Гонорих уже рубит направо и налево, никого не щадит. Один за одним падают сраженные гунны, верещат как поросята. Степняк в надежде вновь нанести точный удар прыгнул вперед, но поскользнулся в ложи крови – шея сама подставилась под клинок герула. Липкая кровь мощной струей ударила из жуткой раны, гунн коротко взвизгнул, рука машинально сжала пораженное сталью горло, воздух с хрипами вырывается из глотки, пузырится. Остекленевшими глазами глянул на Гонориха и тут же рухнул на пол, под ним на глазах растет кровавая лужа.
– Уходить надо, Бор, – дрогнувшим голосом предложил Йошт. – А то нас тоже, как свиней…
– Это точно, – ответил ант, до побелевших костяшек сжимает гуннский ятаган, но рука дрожит. – Или сейчас, или…
– Бор, у тебя до этого сколько счастливых случаев было? Больше трех?
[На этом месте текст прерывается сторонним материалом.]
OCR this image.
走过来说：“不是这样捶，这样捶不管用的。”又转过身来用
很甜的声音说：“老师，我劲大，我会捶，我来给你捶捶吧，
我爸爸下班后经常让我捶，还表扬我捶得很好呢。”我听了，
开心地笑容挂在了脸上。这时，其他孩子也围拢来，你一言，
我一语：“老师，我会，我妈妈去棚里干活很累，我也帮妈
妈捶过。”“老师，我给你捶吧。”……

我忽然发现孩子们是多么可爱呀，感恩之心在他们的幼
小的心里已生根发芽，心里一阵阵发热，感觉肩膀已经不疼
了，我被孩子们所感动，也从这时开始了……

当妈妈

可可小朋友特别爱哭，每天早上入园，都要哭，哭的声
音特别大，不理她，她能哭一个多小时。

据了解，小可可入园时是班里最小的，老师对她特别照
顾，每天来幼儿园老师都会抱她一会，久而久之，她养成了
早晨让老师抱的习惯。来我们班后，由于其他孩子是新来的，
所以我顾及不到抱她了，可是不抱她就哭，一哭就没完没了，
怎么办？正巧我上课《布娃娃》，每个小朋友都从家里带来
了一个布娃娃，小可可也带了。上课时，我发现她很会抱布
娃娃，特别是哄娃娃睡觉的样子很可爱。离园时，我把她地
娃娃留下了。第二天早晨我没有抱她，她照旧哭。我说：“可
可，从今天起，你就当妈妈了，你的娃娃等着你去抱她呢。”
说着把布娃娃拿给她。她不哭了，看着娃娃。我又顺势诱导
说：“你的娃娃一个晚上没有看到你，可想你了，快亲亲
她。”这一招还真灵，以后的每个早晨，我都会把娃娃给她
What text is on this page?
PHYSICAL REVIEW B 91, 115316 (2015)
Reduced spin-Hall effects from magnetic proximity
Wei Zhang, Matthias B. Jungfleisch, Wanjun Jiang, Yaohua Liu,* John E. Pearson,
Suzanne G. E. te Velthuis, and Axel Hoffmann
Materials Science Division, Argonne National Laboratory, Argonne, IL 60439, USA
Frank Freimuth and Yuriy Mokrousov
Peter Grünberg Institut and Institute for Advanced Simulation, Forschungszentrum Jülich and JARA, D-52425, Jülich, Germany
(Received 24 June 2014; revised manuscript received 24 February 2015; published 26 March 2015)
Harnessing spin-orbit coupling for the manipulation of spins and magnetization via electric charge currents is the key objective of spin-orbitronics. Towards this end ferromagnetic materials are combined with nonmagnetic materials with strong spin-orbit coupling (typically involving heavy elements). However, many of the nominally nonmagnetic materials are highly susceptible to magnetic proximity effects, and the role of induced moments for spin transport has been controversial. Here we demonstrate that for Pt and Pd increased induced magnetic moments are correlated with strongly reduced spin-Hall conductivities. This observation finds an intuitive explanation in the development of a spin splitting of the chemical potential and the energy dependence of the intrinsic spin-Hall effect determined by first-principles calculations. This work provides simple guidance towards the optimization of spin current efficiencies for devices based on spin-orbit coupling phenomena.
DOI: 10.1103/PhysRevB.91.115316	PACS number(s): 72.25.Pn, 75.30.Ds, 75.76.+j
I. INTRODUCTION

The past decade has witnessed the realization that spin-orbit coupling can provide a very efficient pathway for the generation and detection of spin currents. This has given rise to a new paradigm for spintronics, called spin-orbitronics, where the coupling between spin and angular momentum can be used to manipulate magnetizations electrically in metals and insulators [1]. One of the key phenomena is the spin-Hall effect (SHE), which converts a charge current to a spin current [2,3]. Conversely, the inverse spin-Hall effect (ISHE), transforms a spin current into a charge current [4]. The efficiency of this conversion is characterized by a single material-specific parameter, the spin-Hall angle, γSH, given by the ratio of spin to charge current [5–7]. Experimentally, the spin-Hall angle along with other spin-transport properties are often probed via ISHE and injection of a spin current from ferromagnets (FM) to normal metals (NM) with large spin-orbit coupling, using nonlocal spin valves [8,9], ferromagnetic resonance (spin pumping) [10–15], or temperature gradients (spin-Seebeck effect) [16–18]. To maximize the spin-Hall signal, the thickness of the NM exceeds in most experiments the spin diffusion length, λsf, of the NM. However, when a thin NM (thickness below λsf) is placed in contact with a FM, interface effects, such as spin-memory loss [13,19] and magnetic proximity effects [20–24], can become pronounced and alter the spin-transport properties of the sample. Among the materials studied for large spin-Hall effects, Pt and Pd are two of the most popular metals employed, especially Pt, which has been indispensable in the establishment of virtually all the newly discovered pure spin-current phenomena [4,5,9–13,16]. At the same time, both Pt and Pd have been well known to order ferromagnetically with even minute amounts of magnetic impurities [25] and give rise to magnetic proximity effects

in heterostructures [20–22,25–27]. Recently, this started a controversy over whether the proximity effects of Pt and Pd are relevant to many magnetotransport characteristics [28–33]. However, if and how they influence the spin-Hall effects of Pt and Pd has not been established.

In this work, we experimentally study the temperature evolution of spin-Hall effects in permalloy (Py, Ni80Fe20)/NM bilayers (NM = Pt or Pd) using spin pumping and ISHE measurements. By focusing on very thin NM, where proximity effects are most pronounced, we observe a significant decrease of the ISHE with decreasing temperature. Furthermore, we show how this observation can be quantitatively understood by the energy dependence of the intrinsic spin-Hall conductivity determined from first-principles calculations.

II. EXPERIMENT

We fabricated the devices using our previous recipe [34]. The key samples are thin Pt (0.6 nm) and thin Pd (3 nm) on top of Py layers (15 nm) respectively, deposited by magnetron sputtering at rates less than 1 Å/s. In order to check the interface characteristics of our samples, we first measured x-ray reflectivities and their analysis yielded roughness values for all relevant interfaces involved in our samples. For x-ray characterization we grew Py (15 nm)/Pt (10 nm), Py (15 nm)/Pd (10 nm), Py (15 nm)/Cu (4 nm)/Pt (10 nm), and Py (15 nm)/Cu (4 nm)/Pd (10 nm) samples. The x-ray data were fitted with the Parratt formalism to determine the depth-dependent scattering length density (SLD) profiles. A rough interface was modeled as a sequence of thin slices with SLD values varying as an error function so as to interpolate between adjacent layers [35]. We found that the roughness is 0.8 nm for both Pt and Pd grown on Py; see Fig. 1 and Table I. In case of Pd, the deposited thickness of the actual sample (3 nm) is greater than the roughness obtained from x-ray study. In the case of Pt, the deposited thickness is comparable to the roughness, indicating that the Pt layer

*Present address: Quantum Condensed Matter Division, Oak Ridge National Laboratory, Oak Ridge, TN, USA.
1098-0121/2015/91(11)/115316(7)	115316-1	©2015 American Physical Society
Борята повернулся к венеду, наморщил лоб:
– Это ты к чему?
– Да так, – хихикнул карпенец, – помнится, ты говорил, что спасение только трижды человеку дадено. А у меня только одно было.
– Ну и что с того? – все еще не понимает Борята колкости друга.
– А то, что теперича глядеть тебе надо в оба! – обнажил зубы венед. – И головушку посильнее в плечи вжать, а то гляди, как это чудовище размахивает клинком.
– Дурень!
Венед сдавленно засмеялся, подмигнул.
В комнату, заваленную трупами, ворвались двое рослых гуннов, в руках наборные луки, стрелы с готовностью устроились во впадинах, пальцы привычно быстро натянули тетиву. Вжикнуло. Тонкогубый рот степняков раздвинулся в зловещей улыбке.
Тело Гонориха страшно содрогнулось. Он согнулся и от внезапных ударов невольно отпрянул назад. Из живота и груди торчат два древка с черным оперением. Гонорих заорал так, что стены ветхого амбара содрогнулись, еще чуть и сложатся друг на друга, выдернул одну из стрел и ткнул ею в глаз подскочившему для последнего удара гунну. Тот завыл, хватаясь за древко, что торчит из глазницы.